Lately I've been thinking about how morality itself isn't actually, despite what our culture usually teaches, about a set of abstract logical rules that exist outside of any actual human. Rather, it's a recognition of humans' and animal's social and emotional needs, and an ongoing process of trying to maneuver ourselves into meeting more of those needs and violating them less severely. If we understand that two of those needs are actually to feel and appear moral, it lets us step back from involvement with politics on the surface level and actually examine political discourse as a social behavior and way of inducing interesting internal sensations.

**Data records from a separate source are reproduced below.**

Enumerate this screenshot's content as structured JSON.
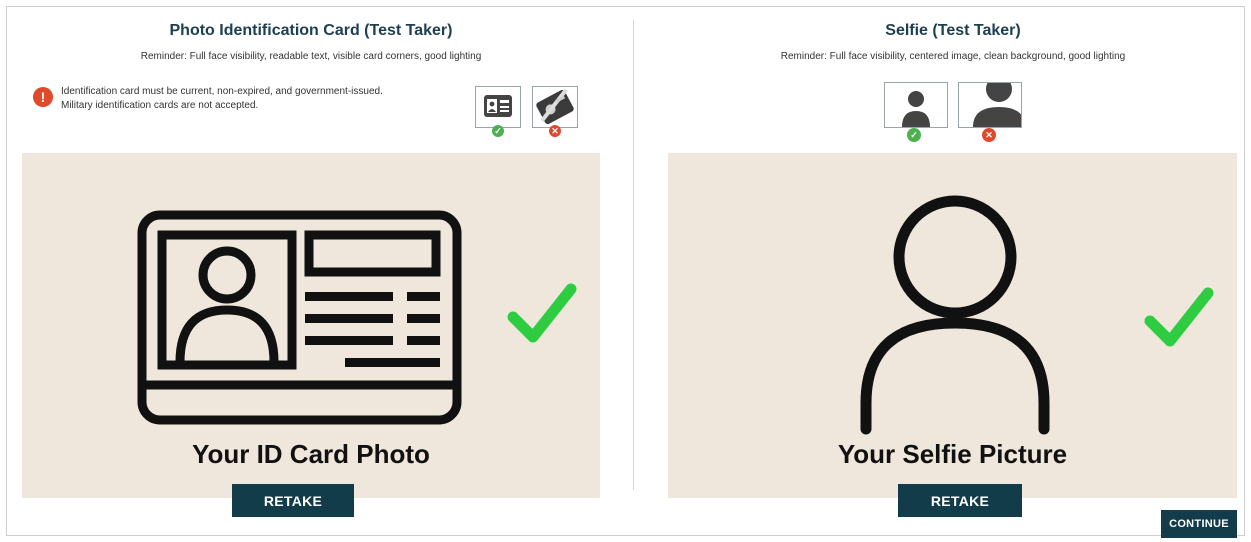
{
  "id_section": {
    "title": "Photo Identification Card (Test Taker)",
    "reminder": "Reminder: Full face visibility, readable text, visible card corners, good lighting",
    "notice_icon": "!",
    "notice_line1": "Identification card must be current, non-expired, and government-issued.",
    "notice_line2": "Military identification cards are not accepted.",
    "caption": "Your ID Card Photo",
    "retake_label": "RETAKE"
  },
  "selfie_section": {
    "title": "Selfie (Test Taker)",
    "reminder": "Reminder: Full face visibility, centered image, clean background, good lighting",
    "caption": "Your Selfie Picture",
    "retake_label": "RETAKE"
  },
  "footer": {
    "continue_label": "CONTINUE"
  },
  "icons": {
    "ok": "✓",
    "bad": "✕"
  },
  "colors": {
    "panel": "#efe7dc",
    "button": "#123c4a",
    "title": "#1d3f4f",
    "check": "#2ecc40",
    "ok_badge": "#4caf50",
    "bad_badge": "#e04a2a"
  }
}
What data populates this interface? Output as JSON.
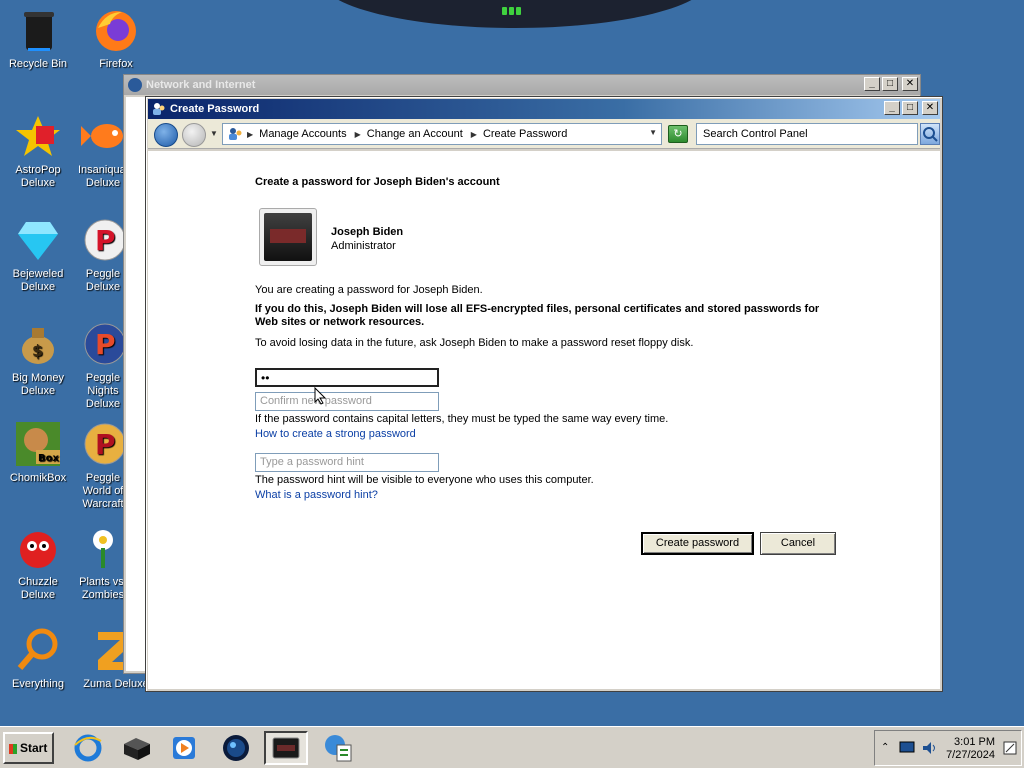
{
  "desktop": {
    "icons": [
      {
        "label": "Recycle Bin"
      },
      {
        "label": "Firefox"
      },
      {
        "label": "AstroPop Deluxe"
      },
      {
        "label": "Insaniquarium Deluxe"
      },
      {
        "label": "Bejeweled Deluxe"
      },
      {
        "label": "Peggle Deluxe"
      },
      {
        "label": "Big Money Deluxe"
      },
      {
        "label": "Peggle Nights Deluxe"
      },
      {
        "label": "ChomikBox"
      },
      {
        "label": "Peggle World of Warcraft"
      },
      {
        "label": "Chuzzle Deluxe"
      },
      {
        "label": "Plants vs. Zombies"
      },
      {
        "label": "Everything"
      },
      {
        "label": "Zuma Deluxe"
      }
    ]
  },
  "back_window": {
    "title": "Network and Internet"
  },
  "window": {
    "title": "Create Password",
    "controls": {
      "minimize": "_",
      "maximize": "□",
      "close": "✕"
    }
  },
  "addressbar": {
    "crumbs": [
      "Manage Accounts",
      "Change an Account",
      "Create Password"
    ],
    "search_placeholder": "Search Control Panel"
  },
  "content": {
    "heading": "Create a password for Joseph Biden's account",
    "user_name": "Joseph Biden",
    "user_role": "Administrator",
    "intro": "You are creating a password for Joseph Biden.",
    "warning": "If you do this, Joseph Biden will lose all EFS-encrypted files, personal certificates and stored passwords for Web sites or network resources.",
    "advice": "To avoid losing data in the future, ask Joseph Biden to make a password reset floppy disk.",
    "password_value": "••",
    "confirm_placeholder": "Confirm new password",
    "case_note": "If the password contains capital letters, they must be typed the same way every time.",
    "strong_link": "How to create a strong password",
    "hint_placeholder": "Type a password hint",
    "hint_note": "The password hint will be visible to everyone who uses this computer.",
    "hint_link": "What is a password hint?",
    "create_button": "Create password",
    "cancel_button": "Cancel"
  },
  "taskbar": {
    "start_label": "Start",
    "time": "3:01 PM",
    "date": "7/27/2024"
  }
}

Another point I want to make on hero-worshiping people who make the best speeches or otherwise rhetoric or activist well: Who can influence others in a way that's recognized as, e.g. "smart", is not a politically neutral thing. People who have more power already are more likely to have their words and deeds recognized as powerful even if they're the exact same words, but they're also more likely to have the education and socially-valued ability to produce words that would be recognized as better even were the author unknown. Yes, wanting it badly enough and practicing for a long time are important factors, but there is a large component of privilege in who comes across as a powerful speaker and who is given the opportunity to be heard. Thinking good speaker = good person is pretty congruent to thinking well-educated, highly able-minded, well-connected = good person (and therefore uneducated, disabled, and/or socially marginalized = not good person).